Chaplin Saint Lambert
Un vrai ciné de quartier, avec des tas d’initiatives intéressante, une prog’ qui passe des choses récentes assez longtemps. J’aime beaucoup. Il a aussi une place spéciale dans mon cœur, parce que c’est le premier cinéma indépendant où je suis jamais allé.
À 17 ans, une prof nous avait demandé de voir un film pendant l’été, et il ne jouait plus que là. On avait donc traversé tout Paris pour finir dans cet obscur ciné du 15e, dans une salle en L, à être 5 en tout, dont nous 2 qui voulions pas être là.
Christine Cinéma Club
Une programmation uniquement de ressorties, très qualitative. La salle est vraiment impeccable.
Cinéma des cinéastes
Avec une entrée gigantesque qui fait plus concessionnaire automobile que cinéma, c’est un grand espace bleu gris vide, assez peu accueillant. J’ai peu de souvenir de la salle (sauf si c’est cet endroit bleu et fin avec des fauteuils pas top), mais leur bar caché est adorable. Situé en haut d’un escalier, il fait aussi cuisine. Un lieu cozy, sans vraie fenêtre, mais sans que ça soit trop oppressant.
Club de l’Étoile
Une salle privée, qui fait vraiment “club privé”. Passé la porte en verre, on attend souvent que la personne en charge descende depuis l’étage pour nous vendre la place. Avec un balcon et un orchestre, la salle est soignée, entretenue, et rouge.
Écoles Cinéma Club
Une programmation de classiques restaurées exceptionnelle, une salle impeccable, mais j’ai détesté l’expérience. Ça a l’air géré par une bande de connards.

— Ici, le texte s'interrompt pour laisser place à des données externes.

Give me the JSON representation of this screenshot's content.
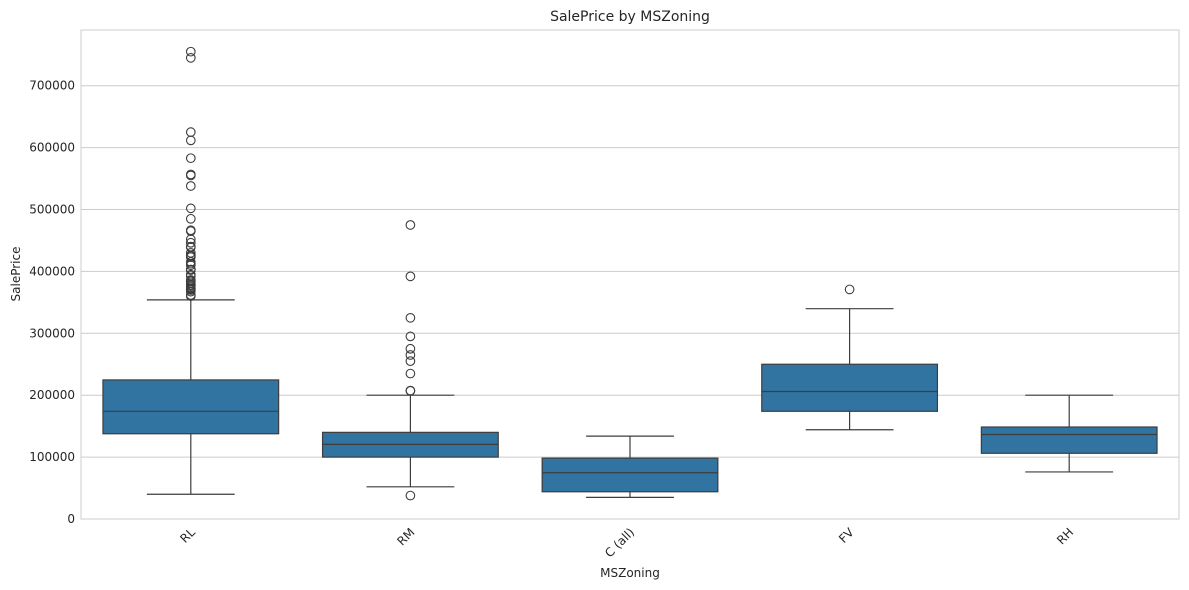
{
  "chart_data": {
    "type": "box",
    "title": "SalePrice by MSZoning",
    "xlabel": "MSZoning",
    "ylabel": "SalePrice",
    "ylim": [
      0,
      790000
    ],
    "yticks": [
      0,
      100000,
      200000,
      300000,
      400000,
      500000,
      600000,
      700000
    ],
    "grid": "horizontal",
    "colors": {
      "box": "#3274a1",
      "line": "#3d3d3d",
      "grid": "#cccccc",
      "frame": "#cccccc"
    },
    "categories": [
      "RL",
      "RM",
      "C (all)",
      "FV",
      "RH"
    ],
    "boxes": [
      {
        "category": "RL",
        "whisker_low": 40000,
        "q1": 137700,
        "median": 174000,
        "q3": 224700,
        "whisker_high": 354000,
        "outliers": [
          755000,
          745000,
          625000,
          611657,
          582933,
          556581,
          555000,
          538000,
          501837,
          485000,
          465000,
          466500,
          451950,
          446261,
          440000,
          438780,
          430000,
          426000,
          424870,
          423000,
          415298,
          412500,
          410000,
          403000,
          402861,
          402000,
          394617,
          392500,
          386250,
          385000,
          383970,
          381000,
          378500,
          377500,
          377426,
          375000,
          372500,
          372402,
          370878,
          369900,
          367294,
          361919,
          360000
        ]
      },
      {
        "category": "RM",
        "whisker_low": 52000,
        "q1": 100000,
        "median": 120500,
        "q3": 140000,
        "whisker_high": 200000,
        "outliers": [
          475000,
          392000,
          325000,
          295000,
          275000,
          265000,
          255000,
          235000,
          207500,
          206900,
          37900
        ]
      },
      {
        "category": "C (all)",
        "whisker_low": 34900,
        "q1": 43998,
        "median": 74700,
        "q3": 98332,
        "whisker_high": 133900,
        "outliers": []
      },
      {
        "category": "FV",
        "whisker_low": 144152,
        "q1": 174000,
        "median": 205950,
        "q3": 250000,
        "whisker_high": 339750,
        "outliers": [
          370878
        ]
      },
      {
        "category": "RH",
        "whisker_low": 76000,
        "q1": 106150,
        "median": 136500,
        "q3": 148608,
        "whisker_high": 200000,
        "outliers": []
      }
    ]
  }
}
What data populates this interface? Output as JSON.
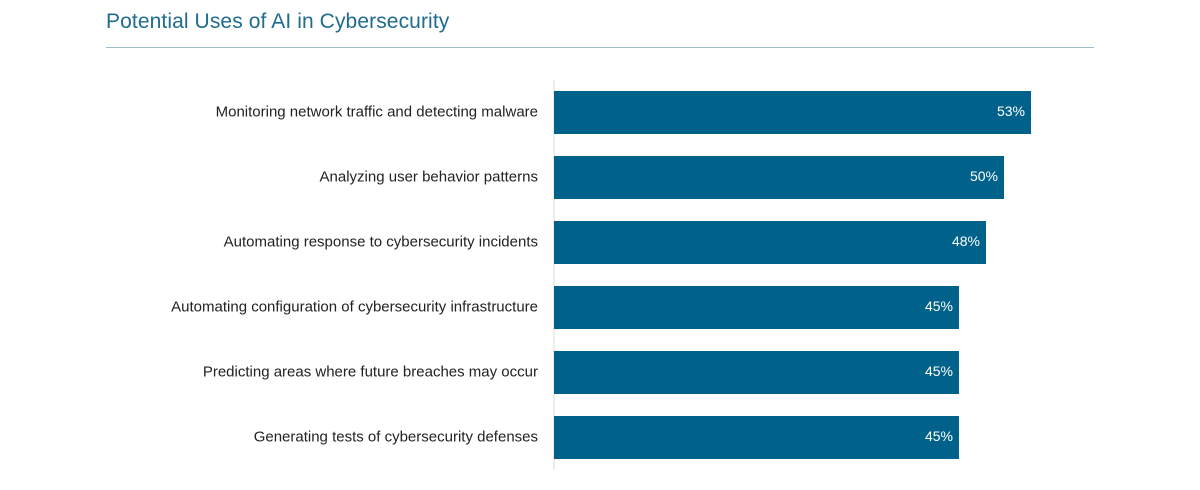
{
  "chart_data": {
    "type": "bar",
    "orientation": "horizontal",
    "title": "Potential Uses of AI in Cybersecurity",
    "categories": [
      "Monitoring network traffic and detecting malware",
      "Analyzing user behavior patterns",
      "Automating response to cybersecurity incidents",
      "Automating configuration of cybersecurity infrastructure",
      "Predicting areas where future breaches may occur",
      "Generating tests of cybersecurity defenses"
    ],
    "values": [
      53,
      50,
      48,
      45,
      45,
      45
    ],
    "value_labels": [
      "53%",
      "50%",
      "48%",
      "45%",
      "45%",
      "45%"
    ],
    "xlim": [
      0,
      100
    ],
    "grid": false,
    "legend": "none",
    "colors": {
      "bar": "#00628a",
      "title": "#1f6c8e",
      "rule": "#9fbccb",
      "axis": "#d9d9d9",
      "category_text": "#222222",
      "value_text": "#ffffff"
    }
  }
}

D’abord, le gars refuse de me vendre ma place, parce qu’il “veut pas” et il me dit d’attendre que sa collègue revienne dans 3/4 d’heures. Puis la fiche du film à l’entrée, qui se fout de la gueule de Wikipédia (“L’impayable Wikipédia, consulté parce qu’il est toujours bon de rire un peu”). Et enfin la programmation avec du Polanski, une rétro Woody Allen et du Abdellatif Kechiche.